Gutenberg interpretò il gesto come una sfida piena di disprezzo, e ciò lo fece imbestialire ancora di più. Si lanciò in avanti urlando.
Vengeator parò un mandritto rabbioso e, una volta fermata la spada nemica cedette, lasciando che passasse alla propria destra.
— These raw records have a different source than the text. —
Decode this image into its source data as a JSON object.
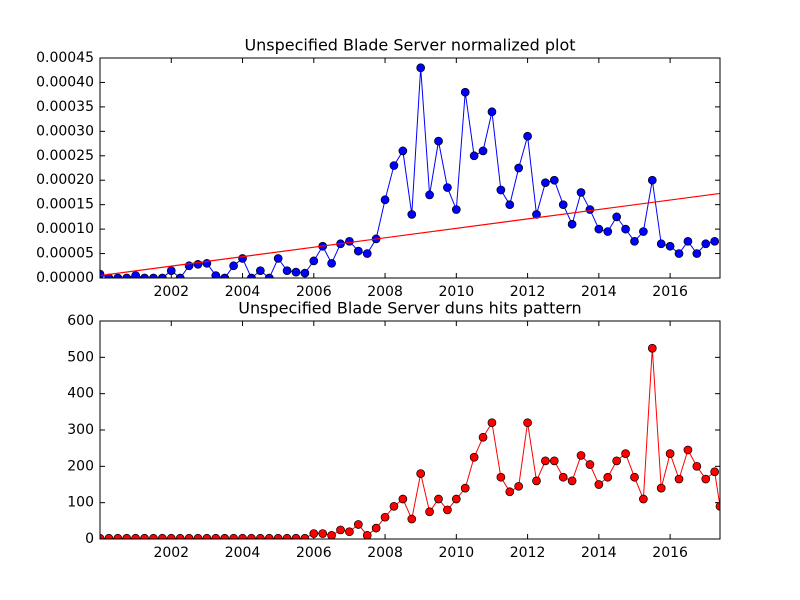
{
  "chart_data": [
    {
      "type": "line",
      "title": "Unspecified Blade Server normalized plot",
      "x": [
        2000,
        2000.25,
        2000.5,
        2000.75,
        2001,
        2001.25,
        2001.5,
        2001.75,
        2002,
        2002.25,
        2002.5,
        2002.75,
        2003,
        2003.25,
        2003.5,
        2003.75,
        2004,
        2004.25,
        2004.5,
        2004.75,
        2005,
        2005.25,
        2005.5,
        2005.75,
        2006,
        2006.25,
        2006.5,
        2006.75,
        2007,
        2007.25,
        2007.5,
        2007.75,
        2008,
        2008.25,
        2008.5,
        2008.75,
        2009,
        2009.25,
        2009.5,
        2009.75,
        2010,
        2010.25,
        2010.5,
        2010.75,
        2011,
        2011.25,
        2011.5,
        2011.75,
        2012,
        2012.25,
        2012.5,
        2012.75,
        2013,
        2013.25,
        2013.5,
        2013.75,
        2014,
        2014.25,
        2014.5,
        2014.75,
        2015,
        2015.25,
        2015.5,
        2015.75,
        2016,
        2016.25,
        2016.5,
        2016.75,
        2017,
        2017.25
      ],
      "series": [
        {
          "color": "#0000ff",
          "marker": true,
          "values": [
            8e-06,
            0,
            0,
            0,
            5e-06,
            0,
            0,
            0,
            1.5e-05,
            0,
            2.5e-05,
            2.8e-05,
            3e-05,
            5e-06,
            0,
            2.5e-05,
            4e-05,
            0,
            1.5e-05,
            0,
            4e-05,
            1.5e-05,
            1.2e-05,
            1e-05,
            3.5e-05,
            6.5e-05,
            3e-05,
            7e-05,
            7.5e-05,
            5.5e-05,
            5e-05,
            8e-05,
            0.00016,
            0.00023,
            0.00026,
            0.00013,
            0.00043,
            0.00017,
            0.00028,
            0.000185,
            0.00014,
            0.00038,
            0.00025,
            0.00026,
            0.00034,
            0.00018,
            0.00015,
            0.000225,
            0.00029,
            0.00013,
            0.000195,
            0.0002,
            0.00015,
            0.00011,
            0.000175,
            0.00014,
            0.0001,
            9.5e-05,
            0.000125,
            0.0001,
            7.5e-05,
            9.5e-05,
            0.0002,
            7e-05,
            6.5e-05,
            5e-05,
            7.5e-05,
            5e-05,
            7e-05,
            7.5e-05
          ]
        }
      ],
      "trend_line": {
        "color": "#ff0000",
        "x": [
          2000,
          2017.4
        ],
        "values": [
          5e-06,
          0.000173
        ]
      },
      "xlim": [
        2000,
        2017.4
      ],
      "xticks": [
        2002,
        2004,
        2006,
        2008,
        2010,
        2012,
        2014,
        2016
      ],
      "ylim": [
        0,
        0.00045
      ],
      "yticks": [
        {
          "value": 0,
          "label": "0.00000"
        },
        {
          "value": 5e-05,
          "label": "0.00005"
        },
        {
          "value": 0.0001,
          "label": "0.00010"
        },
        {
          "value": 0.00015,
          "label": "0.00015"
        },
        {
          "value": 0.0002,
          "label": "0.00020"
        },
        {
          "value": 0.00025,
          "label": "0.00025"
        },
        {
          "value": 0.0003,
          "label": "0.00030"
        },
        {
          "value": 0.00035,
          "label": "0.00035"
        },
        {
          "value": 0.0004,
          "label": "0.00040"
        },
        {
          "value": 0.00045,
          "label": "0.00045"
        }
      ]
    },
    {
      "type": "line",
      "title": "Unspecified Blade Server duns hits pattern",
      "x": [
        2000,
        2000.25,
        2000.5,
        2000.75,
        2001,
        2001.25,
        2001.5,
        2001.75,
        2002,
        2002.25,
        2002.5,
        2002.75,
        2003,
        2003.25,
        2003.5,
        2003.75,
        2004,
        2004.25,
        2004.5,
        2004.75,
        2005,
        2005.25,
        2005.5,
        2005.75,
        2006,
        2006.25,
        2006.5,
        2006.75,
        2007,
        2007.25,
        2007.5,
        2007.75,
        2008,
        2008.25,
        2008.5,
        2008.75,
        2009,
        2009.25,
        2009.5,
        2009.75,
        2010,
        2010.25,
        2010.5,
        2010.75,
        2011,
        2011.25,
        2011.5,
        2011.75,
        2012,
        2012.25,
        2012.5,
        2012.75,
        2013,
        2013.25,
        2013.5,
        2013.75,
        2014,
        2014.25,
        2014.5,
        2014.75,
        2015,
        2015.25,
        2015.5,
        2015.75,
        2016,
        2016.25,
        2016.5,
        2016.75,
        2017,
        2017.25,
        2017.4
      ],
      "series": [
        {
          "color": "#ff0000",
          "marker": true,
          "values": [
            2,
            2,
            2,
            2,
            2,
            2,
            2,
            2,
            2,
            2,
            2,
            2,
            2,
            2,
            2,
            2,
            2,
            2,
            2,
            2,
            2,
            2,
            2,
            2,
            15,
            15,
            10,
            25,
            20,
            40,
            10,
            30,
            60,
            90,
            110,
            55,
            180,
            75,
            110,
            80,
            110,
            140,
            225,
            280,
            320,
            170,
            130,
            145,
            320,
            160,
            215,
            215,
            170,
            160,
            230,
            205,
            150,
            170,
            215,
            235,
            170,
            110,
            525,
            140,
            235,
            165,
            245,
            200,
            165,
            185,
            90
          ]
        }
      ],
      "xlim": [
        2000,
        2017.4
      ],
      "xticks": [
        2002,
        2004,
        2006,
        2008,
        2010,
        2012,
        2014,
        2016
      ],
      "ylim": [
        0,
        600
      ],
      "yticks": [
        0,
        100,
        200,
        300,
        400,
        500,
        600
      ]
    }
  ]
}
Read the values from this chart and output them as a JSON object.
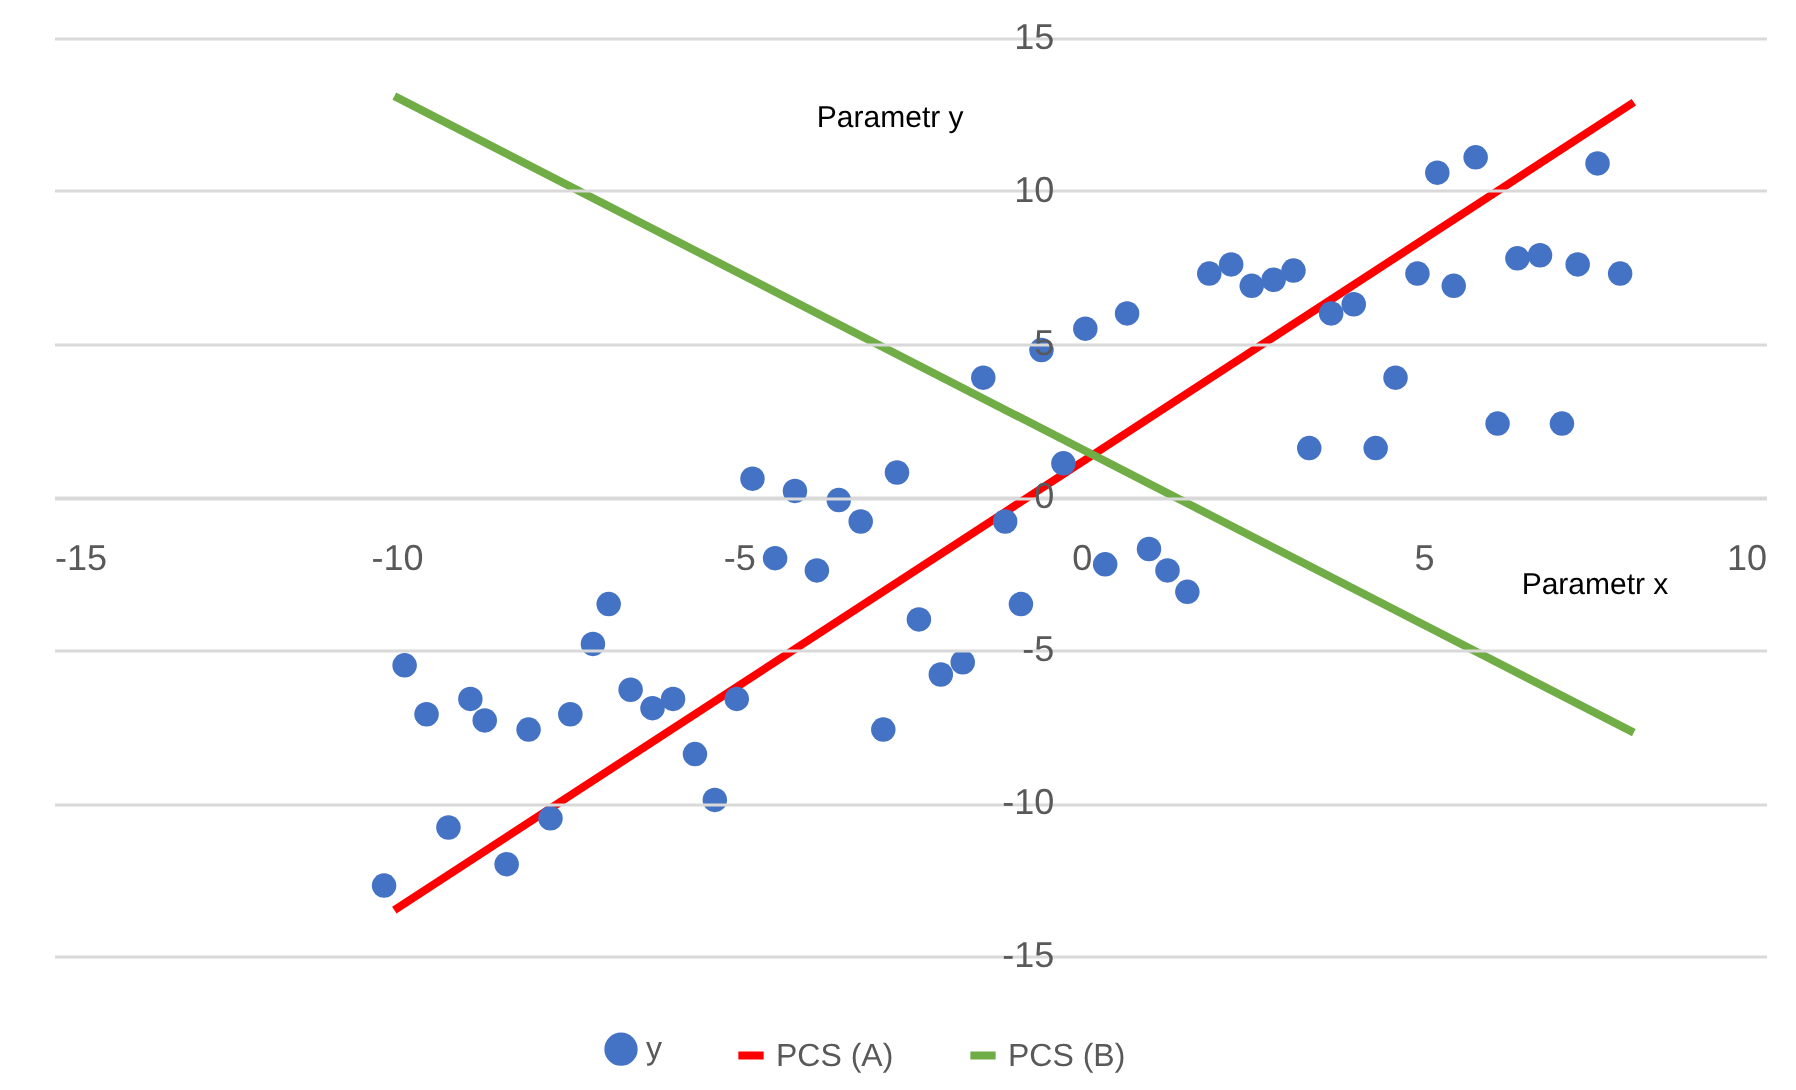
{
  "chart_data": {
    "type": "scatter",
    "xlabel": "Parametr x",
    "ylabel": "Parametr y",
    "xlim": [
      -15,
      10
    ],
    "xticks": [
      -15,
      -10,
      -5,
      0,
      5,
      10
    ],
    "ylim": [
      -15,
      15
    ],
    "yticks": [
      -15,
      -10,
      -5,
      0,
      5,
      10,
      15
    ],
    "grid": "y",
    "legend": "bottom",
    "series": [
      {
        "name": "y",
        "marker": "circle",
        "color": "#4472c4",
        "x": [
          -10.18,
          -9.88,
          -9.56,
          -9.24,
          -8.92,
          -8.71,
          -8.39,
          -8.07,
          -7.75,
          -7.46,
          -7.13,
          -6.9,
          -6.58,
          -6.26,
          -5.96,
          -5.64,
          -5.35,
          -5.03,
          -4.8,
          -4.47,
          -4.18,
          -3.86,
          -3.54,
          -3.22,
          -2.89,
          -2.69,
          -2.37,
          -2.05,
          -1.73,
          -1.43,
          -1.11,
          -0.88,
          -0.58,
          -0.26,
          0.06,
          0.35,
          0.67,
          0.99,
          1.26,
          1.55,
          1.87,
          2.19,
          2.49,
          2.81,
          3.1,
          3.33,
          3.65,
          3.98,
          4.3,
          4.59,
          4.91,
          5.2,
          5.44,
          5.76,
          6.08,
          6.37,
          6.7,
          7.02,
          7.25,
          7.54,
          7.87
        ],
        "values": [
          -12.7,
          -5.5,
          -7.1,
          -10.8,
          -6.6,
          -7.3,
          -12.0,
          -7.6,
          -10.5,
          -7.1,
          -4.8,
          -3.5,
          -6.3,
          -6.9,
          -6.6,
          -8.4,
          -9.9,
          -6.6,
          0.6,
          -2.0,
          0.2,
          -2.4,
          -0.1,
          -0.8,
          -7.6,
          0.8,
          -4.0,
          -5.8,
          -5.4,
          3.9,
          -0.8,
          -3.5,
          4.8,
          1.1,
          5.5,
          -2.2,
          6.0,
          -1.7,
          -2.4,
          -3.1,
          7.3,
          7.6,
          6.9,
          7.1,
          7.4,
          1.6,
          6.0,
          6.3,
          1.6,
          3.9,
          7.3,
          10.6,
          6.9,
          11.1,
          2.4,
          7.8,
          7.9,
          2.4,
          7.6,
          10.9,
          7.3
        ]
      },
      {
        "name": "PCS (A)",
        "type": "line",
        "color": "#ff0000",
        "x": [
          -10.03,
          8.07
        ],
        "values": [
          -13.5,
          12.9
        ]
      },
      {
        "name": "PCS (B)",
        "type": "line",
        "color": "#70ad47",
        "x": [
          -10.03,
          8.07
        ],
        "values": [
          13.1,
          -7.7
        ]
      }
    ]
  }
}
Sempre tenendo la sua lama controllata con il proprio ferro, avanzò verso il lato destro del Dosthan. Gli afferrò con la mano sinistra il braccio della spada levato in alto per colpire. Gli cacciò il braccio destro dietro il gomito, tirando indietro. Spinse in avanti con la mano sinistra, e poi in basso.
Uno scatto secco, deciso, e Vengeator poté udire il rumore agghiacciante dell’articolazione del gomito dell’altro che cedeva e si spezzava.